Em 2007, no vídeo preparatório de seu 3.º Congresso Nacional, o PT proclamava o objetivo de “extinguir o capitalismo e iniciar a construção do socialismo” na América Latina, caracterizando o Foro de São Paulo como “um espaço de articulação estratégica”, dedicado à consolidação de “um novo internacionalismo”. No mesmo ano, na 13.ª edição do Foro em El Salvador, as Forças Armadas Revolucionárias da Colômbia (Farc) saudavam a todos os presentes com as seguintes palavras: “Em 1990 já se via vir abaixo o campo socialista, todas as suas estruturas fraquejavam como castelo de cartas, os inimigos do socialismo festejavam a mais não poder, se cunhavam teorias como a do fim da história, muitos revolucionários no mundo observavam atônitos e sem conhecer o que havia falhado para que ocorresse semelhante catástrofe. A utopia se dissipava, a desesperança se apoderou de muitíssimos dirigentes que haviam dedicado toda a sua vida à luta por conquistar um mundo melhor, idealizando-o com o modelo de socialismo desenvolvido da União Soviética (…) É nesse preciso momento que o PT lança a formidável proposta de criar o Foro de São Paulo, trincheira onde nós pudéssemos encontrar os revolucionários de diferentes tendências, de diferentes manifestações de luta e de partidos no governo, concretamente o caso cubano. Essa iniciativa, que encontrou rápida acolhida, foi uma tábua de salvação e uma esperança de que tudo não estava perdido. Quanta razão havia, transcorreram 16 anos e o panorama político é hoje totalmente diferente”.

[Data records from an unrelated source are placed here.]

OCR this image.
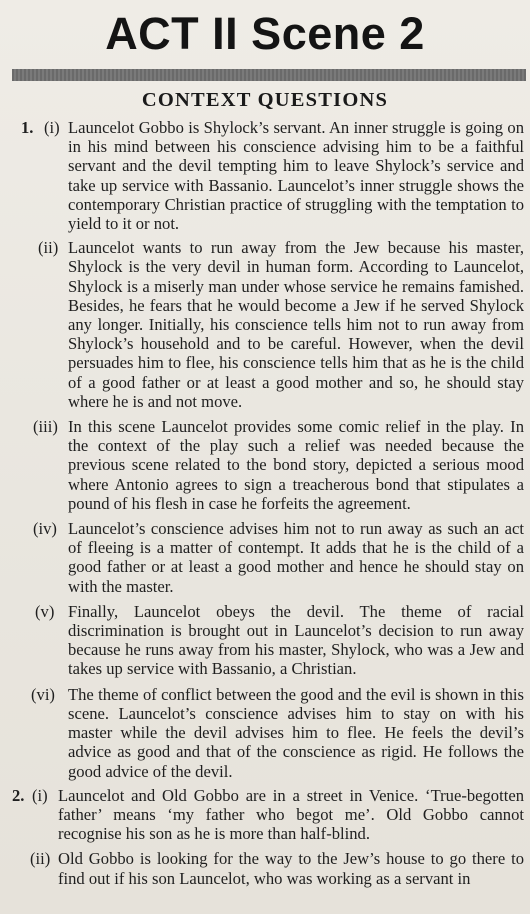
ACT II Scene 2
CONTEXT QUESTIONS
1. (i) Launcelot Gobbo is Shylock’s servant. An inner struggle is going on in his mind between his conscience advising him to be a faithful servant and the devil tempting him to leave Shylock’s service and take up service with Bassanio. Launcelot’s inner struggle shows the contemporary Christian practice of struggling with the temptation to yield to it or not.
(ii) Launcelot wants to run away from the Jew because his master, Shylock is the very devil in human form. According to Launcelot, Shylock is a miserly man under whose service he remains famished. Besides, he fears that he would become a Jew if he served Shylock any longer. Initially, his conscience tells him not to run away from Shylock’s household and to be careful. However, when the devil persuades him to flee, his conscience tells him that as he is the child of a good father or at least a good mother and so, he should stay where he is and not move.
(iii) In this scene Launcelot provides some comic relief in the play. In the context of the play such a relief was needed because the previous scene related to the bond story, depicted a serious mood where Antonio agrees to sign a treacherous bond that stipulates a pound of his flesh in case he forfeits the agreement.
(iv) Launcelot’s conscience advises him not to run away as such an act of fleeing is a matter of contempt. It adds that he is the child of a good father or at least a good mother and hence he should stay on with the master.
(v) Finally, Launcelot obeys the devil. The theme of racial discrimination is brought out in Launcelot’s decision to run away because he runs away from his master, Shylock, who was a Jew and takes up service with Bassanio, a Christian.
(vi) The theme of conflict between the good and the evil is shown in this scene. Launcelot’s conscience advises him to stay on with his master while the devil advises him to flee. He feels the devil’s advice as good and that of the conscience as rigid. He follows the good advice of the devil.
2. (i) Launcelot and Old Gobbo are in a street in Venice. ‘True-begotten father’ means ‘my father who begot me’. Old Gobbo cannot recognise his son as he is more than half-blind.
(ii) Old Gobbo is looking for the way to the Jew’s house to go there to find out if his son Launcelot, who was working as a servant in
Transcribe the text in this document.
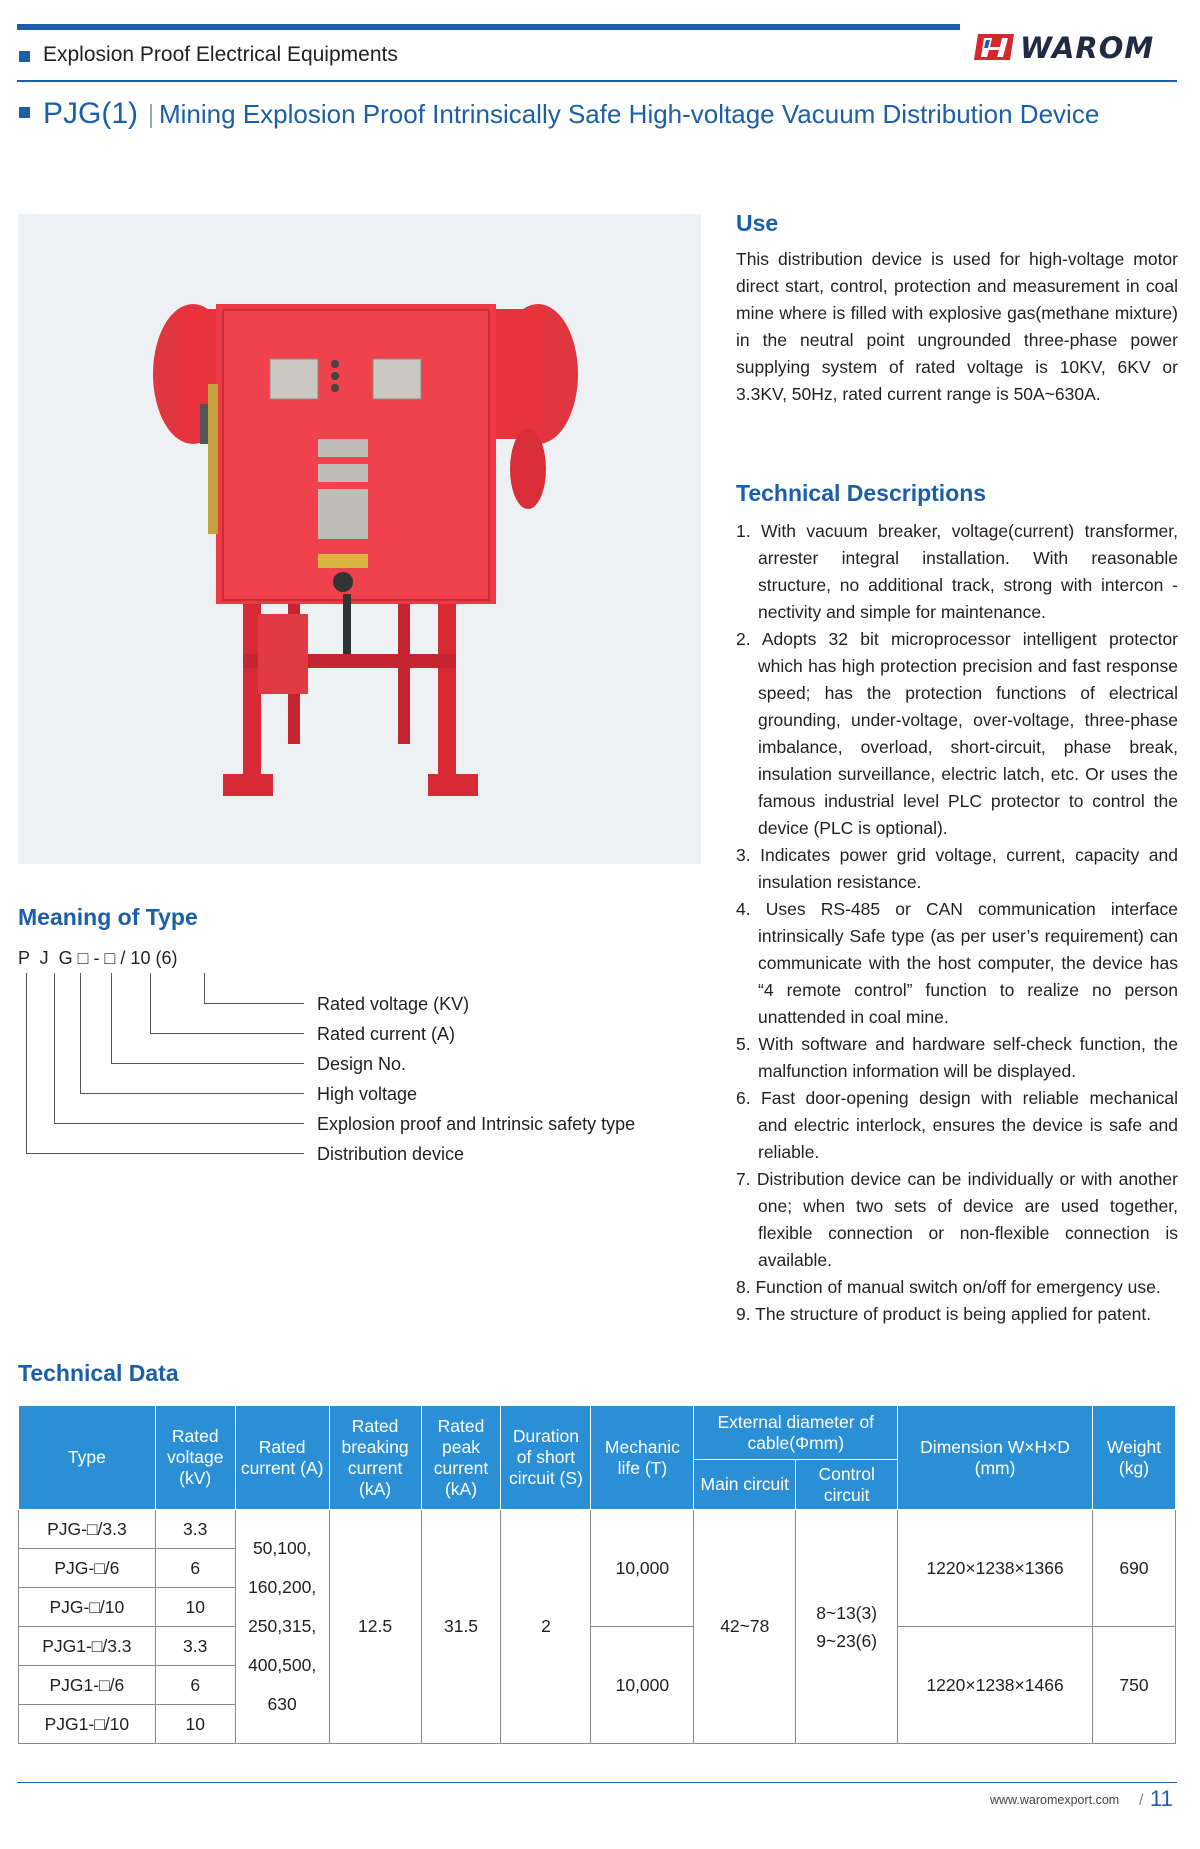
Explosion Proof Electrical Equipments	WAROM
PJG(1) Mining Explosion Proof Intrinsically Safe High-voltage Vacuum Distribution Device
Use
This distribution device is used for high-voltage motor direct start, control, protection and measurement in coal mine where is filled with explosive gas(methane mixture) in the neutral point ungrounded three-phase power supplying system of rated voltage is 10KV, 6KV or 3.3KV, 50Hz, rated current range is 50A~630A.
Technical Descriptions
1. With vacuum breaker, voltage(current) transformer, arrester integral installation. With reasonable structure, no additional track, strong with intercon -nectivity and simple for maintenance.
2. Adopts 32 bit microprocessor intelligent protector which has high protection precision and fast response speed; has the protection functions of electrical grounding, under-voltage, over-voltage, three-phase imbalance, overload, short-circuit, phase break, insulation surveillance, electric latch, etc. Or uses the famous industrial level PLC protector to control the device (PLC is optional).
3. Indicates power grid voltage, current, capacity and insulation resistance.
4. Uses RS-485 or CAN communication interface intrinsically Safe type (as per user’s requirement) can communicate with the host computer, the device has “4 remote control” function to realize no person unattended in coal mine.
5. With software and hardware self-check function, the malfunction information will be displayed.
6. Fast door-opening design with reliable mechanical and electric interlock, ensures the device is safe and reliable.
7. Distribution device can be individually or with another one; when two sets of device are used together, flexible connection or non-flexible connection is available.
8. Function of manual switch on/off for emergency use.
9. The structure of product is being applied for patent.
Meaning of Type
P  J  G □ - □ / 10 (6)
Rated voltage (KV)
Rated current (A)
Design No.
High voltage
Explosion proof and Intrinsic safety type
Distribution device
Technical Data
Type	Rated voltage (kV)	Rated current (A)	Rated breaking current (kA)	Rated peak current (kA)	Duration of short circuit (S)	Mechanic life (T)	External diameter of cable(Φmm)		Dimension W×H×D (mm)	Weight (kg)
							Main circuit	Control circuit		
PJG-□/3.3	3.3	50,100, 160,200, 250,315, 400,500, 630	12.5	31.5	2	10,000	42~78	8~13(3) 9~23(6)	1220×1238×1366	690
PJG-□/6	6									
PJG-□/10	10									
PJG1-□/3.3	3.3					10,000			1220×1238×1466	750
PJG1-□/6	6									
PJG1-□/10	10									
www.waromexport.com / 11
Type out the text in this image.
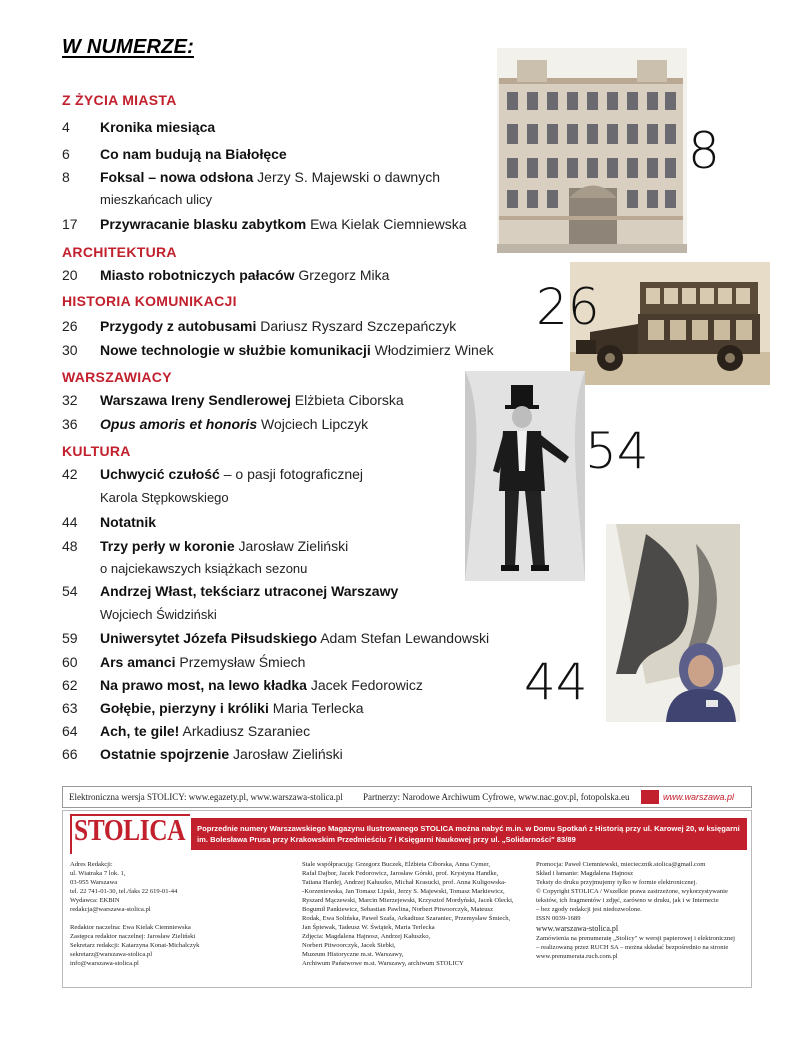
W NUMERZE:
Z ŻYCIA MIASTA
ARCHITEKTURA
HISTORIA KOMUNIKACJI
WARSZAWIACY
KULTURA
4 Kronika miesiąca
6 Co nam budują na Białołęce
8 Foksal – nowa odsłona Jerzy S. Majewski o dawnych
mieszkańcach ulicy
17 Przywracanie blasku zabytkom Ewa Kielak Ciemniewska
20 Miasto robotniczych pałaców Grzegorz Mika
26 Przygody z autobusami Dariusz Ryszard Szczepańczyk
30 Nowe technologie w służbie komunikacji Włodzimierz Winek
32 Warszawa Ireny Sendlerowej Elżbieta Ciborska
36 Opus amoris et honoris Wojciech Lipczyk
42 Uchwycić czułość – o pasji fotograficznej
Karola Stępkowskiego
44 Notatnik
48 Trzy perły w koronie Jarosław Zieliński
o najciekawszych książkach sezonu
54 Andrzej Włast, tekściarz utraconej Warszawy
Wojciech Świdziński
59 Uniwersytet Józefa Piłsudskiego Adam Stefan Lewandowski
60 Ars amanci Przemysław Śmiech
62 Na prawo most, na lewo kładka Jacek Fedorowicz
63 Gołębie, pierzyny i króliki Maria Terlecka
64 Ach, te gile! Arkadiusz Szaraniec
66 Ostatnie spojrzenie Jarosław Zieliński
8
26
54
44
Elektroniczna wersja STOLICY: www.egazety.pl, www.warszawa-stolica.pl Partnerzy: Narodowe Archiwum Cyfrowe, www.nac.gov.pl, fotopolska.eu	www.warszawa.pl
STOLICA	Poprzednie numery Warszawskiego Magazynu Ilustrowanego STOLICA można nabyć m.in. w Domu Spotkań z Historią przy ul. Karowej 20, w księgarni im. Bolesława Prusa przy Krakowskim Przedmieściu 7 i Księgarni Naukowej przy ul. „Solidarności" 83/89
Adres Redakcji:
ul. Wiatraka 7 lok. 1,
03-955 Warszawa
tel. 22 741-01-30, tel./faks 22 619-01-44
Wydawca: EKBIN
redakcja@warszawa-stolica.pl
Redaktor naczelna: Ewa Kielak Ciemniewska
Zastępca redaktor naczelnej: Jarosław Zieliński
Sekretarz redakcji: Katarzyna Konat-Michalczyk
sekretarz@warszawa-stolica.pl
info@warszawa-stolica.pl
Stale współpracują: Grzegorz Buczek, Elżbieta Ciborska, Anna Cymer,
Rafał Dajbor, Jacek Fedorowicz, Jarosław Górski, prof. Krystyna Handke,
Tatiana Hardej, Andrzej Kałuszko, Michał Krasucki, prof. Anna Kuligowska-
-Korzeniewska, Jan Tomasz Lipski, Jerzy S. Majewski, Tomasz Markiewicz,
Ryszard Mączewski, Marcin Mierzejewski, Krzysztof Mordyński, Jacek Olecki,
Bogumił Pankiewicz, Sebastian Pawlina, Norbert Pitwoorczyk, Mateusz
Rodak, Ewa Solińska, Paweł Szafa, Arkadiusz Szaraniec, Przemysław Śmiech,
Jan Śpiewak, Tadeusz W. Świątek, Maria Terlecka
Zdjęcia: Magdalena Hajnosz, Andrzej Kałuszko,
Norbert Pitwoorczyk, Jacek Siebki,
Muzeum Historyczne m.st. Warszawy,
Archiwum Państwowe m.st. Warszawy, archiwum STOLICY
Promocja: Paweł Ciemniewski, mieciecznik.stolica@gmail.com
Skład i łamanie: Magdalena Hajnosz
Teksty do druku przyjmujemy tylko w formie elektronicznej.
© Copyright STOLICA / Wszelkie prawa zastrzeżone, wykorzystywanie
tekstów, ich fragmentów i zdjęć, zarówno w druku, jak i w Internecie
– bez zgody redakcji jest niedozwolone.
ISSN 0039-1689
www.warszawa-stolica.pl
Zamówienia na prenumeratę „Stolicy" w wersji papierowej i elektronicznej
– realizowaną przez RUCH SA – można składać bezpośrednio na stronie
www.prenumerata.ruch.com.pl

Além dos registros acima descritos, poderiam ser citadas centenas de outras provas inequívocas da existência do projeto de unificação latino-americana sob a égide do socialismo – do projeto da “Ursal”, em suma. Mas de nada adiantaria, porque, mais uma vez, para ignorantes vaidosos, bem como para desinformantes profissionais, a realidade não sobrevive à força do argumento da risadinha. Como, certa feita, resumiu o filósofo Olavo de Carvalho de maneira definitiva: “O Brasil tornou-se o único país do mundo onde a ignorância é fonte de autoridade intelectual”.